Vingt et unième lettre de Marcelino, écrite de la Condamine, dans les Basse-Alpes, ou il travaille à la 11ème CTE.
La Condamine, 23 juin 1939
En ouvrant votre lettre, grande a été ma surprise en vous voyant tous sur la photo que vous m’avez envoyée. Nous l’avons regardée et regardée à nouveau avec satisfaction et enchantement. Maria, Sebastian y Valero sont bien. Anastasio parait mince. Lauro et Alicia sont très sérieux et toi, la mère, hautaine comme une reine, avec les lèvres serrées. La prochaine fois que vous pourrez vous photographier, essayez de vous mettre tous pareil. De toute façon vous avez bien fait. Nous aussi lorsque nous aurons des francs nous irons nous faire photographier pour vous envoyer les photos. Nous aurons au moins la petite satisfaction de nous emmener les uns les autres dans la poche.
Au sujet de ce que tu me dis sur la politique concernant les réfugiés, tu sais ce que je dis dans toutes mes lettres : ne t’enflammes pas, et ne te précipites pas, le temps soigne les blessures. Ecoute ce qui se dit : On ne peut pas dire avec le temps passé ce qu’ en tout temps on ne peut faire. Il faut prendre les choses calmement. Je vous joins la lettre que j’ai reçue du village pour que tu puisses voir ce qu’ils disent. Lis-la et relis-la attentivement et après dis-moi ce que tu en penses. Voyons si nous pouvons voir ce qu’ils veulent nous dire. Cela me parait très compliqué. J’ai reçu cette lettre qui était avec celle qu’a reçue Ignacio Hernandez. Voici la copie exacte :
Mon cher Frère. Je serais très heureuse si lorsque tu recevras cette lettre tu te trouvais en bonne santé (grâce à Dieu). Marcelino, « le Tamel » est ici avec nous. Jusqu’à présent nous sommes tous les trois en bonne santé. Martina est partie et nous n’avons aucune nouvelle, ni d’elle, ni de son frère. On nous a dit qu’elle s’est mariée avec un « Asturien » mais, mais n’y prête pas attention. Prends soin de toi d’abord. Je vous envoie le bon souvenir de ta mère et de tes sœurs. Reçois un million de baisers et d’embrassades de celle qui t’aime et ne t’oublie pas un instant.

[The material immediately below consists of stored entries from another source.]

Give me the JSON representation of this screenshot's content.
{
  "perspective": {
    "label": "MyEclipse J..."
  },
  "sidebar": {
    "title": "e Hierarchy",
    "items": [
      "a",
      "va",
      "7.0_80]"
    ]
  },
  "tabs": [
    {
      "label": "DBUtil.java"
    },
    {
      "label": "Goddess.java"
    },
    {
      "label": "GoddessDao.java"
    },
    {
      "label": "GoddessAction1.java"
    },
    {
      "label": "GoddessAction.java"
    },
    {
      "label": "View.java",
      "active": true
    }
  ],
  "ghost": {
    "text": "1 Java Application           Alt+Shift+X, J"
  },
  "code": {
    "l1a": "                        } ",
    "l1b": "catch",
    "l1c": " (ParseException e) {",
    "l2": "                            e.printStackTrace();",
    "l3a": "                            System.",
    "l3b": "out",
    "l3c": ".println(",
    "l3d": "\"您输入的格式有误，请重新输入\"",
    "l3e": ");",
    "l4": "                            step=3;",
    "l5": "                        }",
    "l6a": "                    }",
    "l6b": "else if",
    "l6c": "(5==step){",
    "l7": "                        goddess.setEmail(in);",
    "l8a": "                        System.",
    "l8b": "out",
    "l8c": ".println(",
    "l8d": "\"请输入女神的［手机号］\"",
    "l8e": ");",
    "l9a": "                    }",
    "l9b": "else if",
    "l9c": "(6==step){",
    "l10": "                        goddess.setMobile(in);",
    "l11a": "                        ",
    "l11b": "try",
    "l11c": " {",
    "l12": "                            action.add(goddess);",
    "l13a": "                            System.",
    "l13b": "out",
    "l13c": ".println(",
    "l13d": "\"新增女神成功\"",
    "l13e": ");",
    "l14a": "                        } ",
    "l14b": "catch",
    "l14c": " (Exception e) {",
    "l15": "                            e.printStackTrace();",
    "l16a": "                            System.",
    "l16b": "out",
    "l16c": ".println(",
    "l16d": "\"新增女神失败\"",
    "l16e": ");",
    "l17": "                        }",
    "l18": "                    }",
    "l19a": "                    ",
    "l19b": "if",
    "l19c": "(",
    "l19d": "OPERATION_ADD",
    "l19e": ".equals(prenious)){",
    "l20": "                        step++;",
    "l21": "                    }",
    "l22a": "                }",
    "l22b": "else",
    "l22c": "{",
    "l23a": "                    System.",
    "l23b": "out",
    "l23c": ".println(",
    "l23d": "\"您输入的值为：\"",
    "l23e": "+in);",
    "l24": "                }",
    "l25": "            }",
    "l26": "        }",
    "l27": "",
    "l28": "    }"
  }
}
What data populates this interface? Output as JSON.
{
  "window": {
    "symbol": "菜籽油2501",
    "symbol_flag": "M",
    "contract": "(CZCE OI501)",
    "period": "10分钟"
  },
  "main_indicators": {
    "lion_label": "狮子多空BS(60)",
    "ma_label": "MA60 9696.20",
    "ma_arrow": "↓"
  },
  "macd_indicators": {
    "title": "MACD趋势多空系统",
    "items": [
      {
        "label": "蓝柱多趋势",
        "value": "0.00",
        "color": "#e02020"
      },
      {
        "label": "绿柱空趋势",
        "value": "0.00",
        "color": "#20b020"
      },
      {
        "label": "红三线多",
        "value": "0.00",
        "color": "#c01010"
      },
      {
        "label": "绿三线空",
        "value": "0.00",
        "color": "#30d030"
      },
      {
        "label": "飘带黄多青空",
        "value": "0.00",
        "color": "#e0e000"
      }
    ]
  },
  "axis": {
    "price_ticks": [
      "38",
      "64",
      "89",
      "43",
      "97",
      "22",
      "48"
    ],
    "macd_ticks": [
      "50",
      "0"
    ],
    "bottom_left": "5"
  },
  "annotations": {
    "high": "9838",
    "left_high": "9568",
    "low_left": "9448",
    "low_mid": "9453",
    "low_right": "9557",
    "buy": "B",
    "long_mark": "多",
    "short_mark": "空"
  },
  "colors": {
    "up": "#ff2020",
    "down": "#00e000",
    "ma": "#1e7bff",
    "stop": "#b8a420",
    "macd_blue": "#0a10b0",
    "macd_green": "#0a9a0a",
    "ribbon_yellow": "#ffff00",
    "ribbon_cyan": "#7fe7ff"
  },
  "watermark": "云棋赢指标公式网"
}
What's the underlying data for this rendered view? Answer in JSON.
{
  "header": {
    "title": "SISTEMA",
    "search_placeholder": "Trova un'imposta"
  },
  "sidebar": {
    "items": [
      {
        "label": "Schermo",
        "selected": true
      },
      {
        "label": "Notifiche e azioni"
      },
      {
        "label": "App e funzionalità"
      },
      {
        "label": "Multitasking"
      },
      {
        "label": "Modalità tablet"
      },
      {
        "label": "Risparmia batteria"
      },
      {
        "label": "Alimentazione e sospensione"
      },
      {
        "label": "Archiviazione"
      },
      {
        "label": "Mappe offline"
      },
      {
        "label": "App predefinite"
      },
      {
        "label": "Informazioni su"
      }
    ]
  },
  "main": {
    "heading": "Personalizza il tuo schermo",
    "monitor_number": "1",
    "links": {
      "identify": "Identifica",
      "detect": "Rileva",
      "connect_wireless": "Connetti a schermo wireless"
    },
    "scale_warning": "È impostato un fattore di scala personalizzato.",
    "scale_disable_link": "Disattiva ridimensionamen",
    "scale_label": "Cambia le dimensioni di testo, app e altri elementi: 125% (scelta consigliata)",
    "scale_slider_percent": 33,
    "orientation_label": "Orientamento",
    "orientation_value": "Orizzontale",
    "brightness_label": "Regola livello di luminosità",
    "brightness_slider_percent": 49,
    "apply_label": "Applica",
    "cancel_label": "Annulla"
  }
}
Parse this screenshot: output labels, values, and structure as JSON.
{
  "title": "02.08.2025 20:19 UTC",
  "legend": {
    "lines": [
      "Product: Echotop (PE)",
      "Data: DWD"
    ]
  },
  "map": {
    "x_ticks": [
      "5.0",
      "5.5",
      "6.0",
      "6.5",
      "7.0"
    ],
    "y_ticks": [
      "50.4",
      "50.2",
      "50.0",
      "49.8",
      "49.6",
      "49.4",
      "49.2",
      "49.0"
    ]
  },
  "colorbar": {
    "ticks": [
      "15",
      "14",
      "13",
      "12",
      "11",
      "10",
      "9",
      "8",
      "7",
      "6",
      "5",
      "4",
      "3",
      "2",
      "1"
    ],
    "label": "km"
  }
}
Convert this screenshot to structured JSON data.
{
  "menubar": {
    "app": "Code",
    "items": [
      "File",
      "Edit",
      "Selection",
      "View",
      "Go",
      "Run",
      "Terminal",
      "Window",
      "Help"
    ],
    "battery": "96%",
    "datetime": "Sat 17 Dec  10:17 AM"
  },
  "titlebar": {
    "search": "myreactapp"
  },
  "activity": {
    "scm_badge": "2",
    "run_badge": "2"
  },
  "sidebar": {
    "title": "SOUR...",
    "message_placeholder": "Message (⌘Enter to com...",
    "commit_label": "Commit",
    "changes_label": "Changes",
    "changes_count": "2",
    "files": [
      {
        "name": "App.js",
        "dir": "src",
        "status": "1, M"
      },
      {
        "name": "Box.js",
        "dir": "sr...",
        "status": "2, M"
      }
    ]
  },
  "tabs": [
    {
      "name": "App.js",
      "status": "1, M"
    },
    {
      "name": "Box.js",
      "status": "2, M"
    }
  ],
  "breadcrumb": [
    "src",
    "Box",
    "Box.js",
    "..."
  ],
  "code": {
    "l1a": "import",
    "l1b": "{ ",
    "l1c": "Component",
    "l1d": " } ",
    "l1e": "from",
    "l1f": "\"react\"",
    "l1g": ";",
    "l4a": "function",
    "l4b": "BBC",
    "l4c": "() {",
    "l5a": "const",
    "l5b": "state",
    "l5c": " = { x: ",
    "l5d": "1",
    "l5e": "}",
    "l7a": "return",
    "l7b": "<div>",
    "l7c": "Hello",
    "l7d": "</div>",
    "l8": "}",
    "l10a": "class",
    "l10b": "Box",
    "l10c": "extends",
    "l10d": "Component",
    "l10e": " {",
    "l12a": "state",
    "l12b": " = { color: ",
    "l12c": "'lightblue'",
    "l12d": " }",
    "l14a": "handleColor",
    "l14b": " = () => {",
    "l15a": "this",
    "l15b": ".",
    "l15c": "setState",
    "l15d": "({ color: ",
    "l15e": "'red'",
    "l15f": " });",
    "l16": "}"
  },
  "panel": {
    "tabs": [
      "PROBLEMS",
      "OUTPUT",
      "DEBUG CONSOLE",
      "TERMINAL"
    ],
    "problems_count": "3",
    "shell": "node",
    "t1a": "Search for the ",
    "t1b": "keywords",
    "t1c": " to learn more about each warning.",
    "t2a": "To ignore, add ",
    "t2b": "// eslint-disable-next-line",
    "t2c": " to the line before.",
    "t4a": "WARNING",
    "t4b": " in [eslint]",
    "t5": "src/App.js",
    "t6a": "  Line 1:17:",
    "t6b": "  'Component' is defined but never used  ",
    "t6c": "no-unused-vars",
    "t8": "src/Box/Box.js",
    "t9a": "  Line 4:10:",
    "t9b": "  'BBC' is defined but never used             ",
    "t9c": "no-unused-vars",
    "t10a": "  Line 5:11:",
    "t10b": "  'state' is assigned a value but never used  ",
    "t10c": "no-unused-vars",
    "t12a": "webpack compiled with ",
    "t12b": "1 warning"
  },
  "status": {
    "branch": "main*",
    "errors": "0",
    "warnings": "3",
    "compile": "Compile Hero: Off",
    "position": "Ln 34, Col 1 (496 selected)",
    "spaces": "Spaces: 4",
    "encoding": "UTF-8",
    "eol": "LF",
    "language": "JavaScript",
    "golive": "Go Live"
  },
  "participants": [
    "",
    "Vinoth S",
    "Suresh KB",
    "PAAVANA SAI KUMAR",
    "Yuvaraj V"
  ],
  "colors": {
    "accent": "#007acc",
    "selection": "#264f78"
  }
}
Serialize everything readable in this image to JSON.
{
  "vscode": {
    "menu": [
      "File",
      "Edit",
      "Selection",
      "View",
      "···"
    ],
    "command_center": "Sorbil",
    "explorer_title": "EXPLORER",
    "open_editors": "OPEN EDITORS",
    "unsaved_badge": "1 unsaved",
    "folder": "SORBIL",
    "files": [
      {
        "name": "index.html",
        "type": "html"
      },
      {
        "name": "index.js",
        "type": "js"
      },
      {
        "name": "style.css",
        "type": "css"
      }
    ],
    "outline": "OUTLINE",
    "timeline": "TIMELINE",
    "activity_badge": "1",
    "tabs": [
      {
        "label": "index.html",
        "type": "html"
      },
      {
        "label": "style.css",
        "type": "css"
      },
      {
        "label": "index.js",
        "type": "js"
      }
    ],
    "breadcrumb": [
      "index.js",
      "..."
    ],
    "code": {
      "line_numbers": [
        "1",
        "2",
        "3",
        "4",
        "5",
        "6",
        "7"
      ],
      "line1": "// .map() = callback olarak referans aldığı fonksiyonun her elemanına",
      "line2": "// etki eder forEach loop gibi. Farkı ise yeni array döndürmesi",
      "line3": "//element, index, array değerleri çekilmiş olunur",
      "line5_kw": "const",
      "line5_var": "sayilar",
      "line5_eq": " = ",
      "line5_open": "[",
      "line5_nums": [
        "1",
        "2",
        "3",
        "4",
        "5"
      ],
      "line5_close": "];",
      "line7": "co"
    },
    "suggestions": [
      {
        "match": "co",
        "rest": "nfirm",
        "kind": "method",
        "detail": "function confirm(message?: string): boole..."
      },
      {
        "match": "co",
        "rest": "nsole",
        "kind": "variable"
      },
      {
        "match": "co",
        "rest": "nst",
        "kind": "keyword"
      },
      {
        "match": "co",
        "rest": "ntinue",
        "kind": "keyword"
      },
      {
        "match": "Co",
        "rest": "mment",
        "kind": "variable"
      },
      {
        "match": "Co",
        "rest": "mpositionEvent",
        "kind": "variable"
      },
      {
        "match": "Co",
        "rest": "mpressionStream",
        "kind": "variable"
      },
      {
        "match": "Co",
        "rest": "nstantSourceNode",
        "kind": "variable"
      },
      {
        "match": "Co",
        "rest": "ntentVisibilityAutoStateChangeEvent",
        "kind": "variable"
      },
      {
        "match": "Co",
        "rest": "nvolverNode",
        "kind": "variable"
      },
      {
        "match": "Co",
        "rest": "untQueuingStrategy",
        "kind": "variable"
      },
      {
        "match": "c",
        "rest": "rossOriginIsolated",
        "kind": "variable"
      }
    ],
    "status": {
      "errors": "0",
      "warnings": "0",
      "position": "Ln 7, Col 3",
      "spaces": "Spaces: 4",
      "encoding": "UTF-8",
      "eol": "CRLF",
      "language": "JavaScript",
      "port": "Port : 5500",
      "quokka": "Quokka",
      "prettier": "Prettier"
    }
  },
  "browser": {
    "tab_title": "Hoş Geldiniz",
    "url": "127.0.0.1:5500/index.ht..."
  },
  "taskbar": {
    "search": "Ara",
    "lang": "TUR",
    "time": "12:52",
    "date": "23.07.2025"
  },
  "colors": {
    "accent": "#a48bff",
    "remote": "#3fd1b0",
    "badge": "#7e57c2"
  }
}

Josefa Sanz, Manuela Hernandez y Tamel.
Dimanche dernier j’ai envoyé une lettre à ma sœur Isabel*. Peut-être que nous allons avoir clairement des nouvelles de la famille et de l’Espagne. Ne leur écrivez pas, je vais m’en charger. Maintenant, je vais répondre à la lettre que j’ai reçue. J’essaierai de leur faire comprendre que je saisis ce qu’ils veulent me dire. Cette lettre me plonge dans l’incertitude. Je n’arrête pas d’y penser parce que je n’arrive pas à la comprendre. Peut-être allez vous y arriver. Cependant, j’ai plus ou moins une idée. Lorsque vous me répondrez dites-moi ce que vous avez compris de son contenu. Je vous dirai si vous pensez la même chose que moi. Peut-être qu’entre nous nous allons démêler ce sac de nœuds. Le 23 après-midi nous ne travaillons pas parce que nous allons nous doucher. Dimanche on nous a injecté un vaccin. J’ai eu mal au dos pendant deux jours, mais aujourd’hui je vais tout à fait bien. On raconte que bientôt nous serons vaccinés encore une fois. Si c’est bien vrai que l’on souffre un peu, cela vaut la peine d’échapper aux maladies. Les compagnons du baraquement « les Sulema » ont déjà les papiers en règle pour partir en Espagne. Il ne leur manque seulement que le visa des autorités françaises. Nous pensons qu’ils seront prêts bientôt. Grâce à eux nous pourrons facilement obtenir des nouvelles du village.
Mes chers enfants. La prochaine fois vous m’écrirez tous. Je serai content d‘apprendre comment vous étudiez et comment vous jouez. Dites-moi aussi si le climat vous plait là ou vous êtes, parce qu’il me semble plus frais que le nôtre.
Sebastian, si tu continues à ne pas pouvoir travailler, essaie d’écrire beaucoup parce que tu es très en retard en orthographe. C’est pour ton bien que je te réprimande. Je pense que tu vas m’obéir. N’oublie pas que la connaissance ne prend pas de place.
Sans rien d’autre à vous dire, ceux du village envoient leur salut à tous les espagnols qui se trouvent avec vous.
Et « la Galera », as-tu des nouvelles de son mari ?
Marcelino Sanz Mateo
*/Marcelino était le seul garçon de la famille. Il avait encore cinq sœurs au village.